There may be some Ayn Rand–worshipping libertarians in Silicon Valley, writes Foer (How Soccer Explains the World: An Unlikely Theory of Globalization, 2004, etc.), but the governing ethos of what the Europeans call GAFA (Google, Apple, Facebook, Amazon) is to aggregate us into a big data collectivity and manage our every desire, memory, taste, and everything else that makes us individuals. In an essay/manifesto driven by righteous indignation at having been fired from his job as New Republic editor by one of those wandering techies, Foer fires back with, among other things, the charge that the tech billionaires’ forays into media “have eroded the integrity of institutions…that supply the intellectual material that provokes thought and guides democracy.” (Never mind that the Jeff Bezos–owned Washington Post has taken the lead in resisting the current administration.) Foer aims broadly and fires buckshot.

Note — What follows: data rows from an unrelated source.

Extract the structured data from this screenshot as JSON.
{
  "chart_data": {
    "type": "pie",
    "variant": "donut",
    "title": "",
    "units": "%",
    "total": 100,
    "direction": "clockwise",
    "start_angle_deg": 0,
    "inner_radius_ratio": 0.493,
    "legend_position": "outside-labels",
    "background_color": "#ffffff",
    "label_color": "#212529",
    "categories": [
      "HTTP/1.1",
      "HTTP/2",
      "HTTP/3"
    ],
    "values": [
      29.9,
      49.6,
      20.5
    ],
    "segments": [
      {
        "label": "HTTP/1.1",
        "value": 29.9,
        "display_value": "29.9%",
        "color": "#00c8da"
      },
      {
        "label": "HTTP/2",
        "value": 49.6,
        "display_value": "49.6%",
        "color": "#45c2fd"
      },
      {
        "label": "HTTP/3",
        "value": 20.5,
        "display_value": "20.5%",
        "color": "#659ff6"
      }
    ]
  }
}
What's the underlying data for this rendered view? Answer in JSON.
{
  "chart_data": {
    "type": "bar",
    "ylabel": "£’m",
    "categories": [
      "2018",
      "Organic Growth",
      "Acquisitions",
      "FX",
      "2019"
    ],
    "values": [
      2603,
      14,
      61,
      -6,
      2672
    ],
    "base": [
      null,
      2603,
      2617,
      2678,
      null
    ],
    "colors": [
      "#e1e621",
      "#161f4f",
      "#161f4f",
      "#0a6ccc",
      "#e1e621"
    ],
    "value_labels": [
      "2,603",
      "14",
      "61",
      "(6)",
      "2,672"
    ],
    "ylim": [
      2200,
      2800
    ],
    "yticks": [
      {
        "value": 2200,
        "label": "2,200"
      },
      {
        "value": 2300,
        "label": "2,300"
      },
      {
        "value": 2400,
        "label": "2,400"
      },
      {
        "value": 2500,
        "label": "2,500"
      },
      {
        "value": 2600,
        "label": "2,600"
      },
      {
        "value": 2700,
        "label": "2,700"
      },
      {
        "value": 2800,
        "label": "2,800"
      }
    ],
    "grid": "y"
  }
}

Sometimes he hits the target, sometimes not. When he does, it’s a doozy: he notes, for instance, that our democratic revolution is now running up against our technological revolution, and “we’re nearing the moment when we will have to damage one of our revolutions to save the other.” The most profound insights in the book usually come from other thinkers on whom Foer draws, such as the economist Herbert Simon, who observed that the true cost of information was its sapping of the information consumer’s attention—which is why things come to us in sound bites and bullet points these days. Many of Foer’s arguments will be familiar to readers who critique technology, such as Jaron Lanier, Ellen Ullman, and Clay Shirky, but his proposed remedy is pretty much his own, perhaps by way of John Prine: blow up the TV and computer and read a (printed) book.

A spirited renunciation of the machine and not just for Luddites in favor of such radical thoughts as private ownership of one’s own data and the nonalgorithmic shopping experience.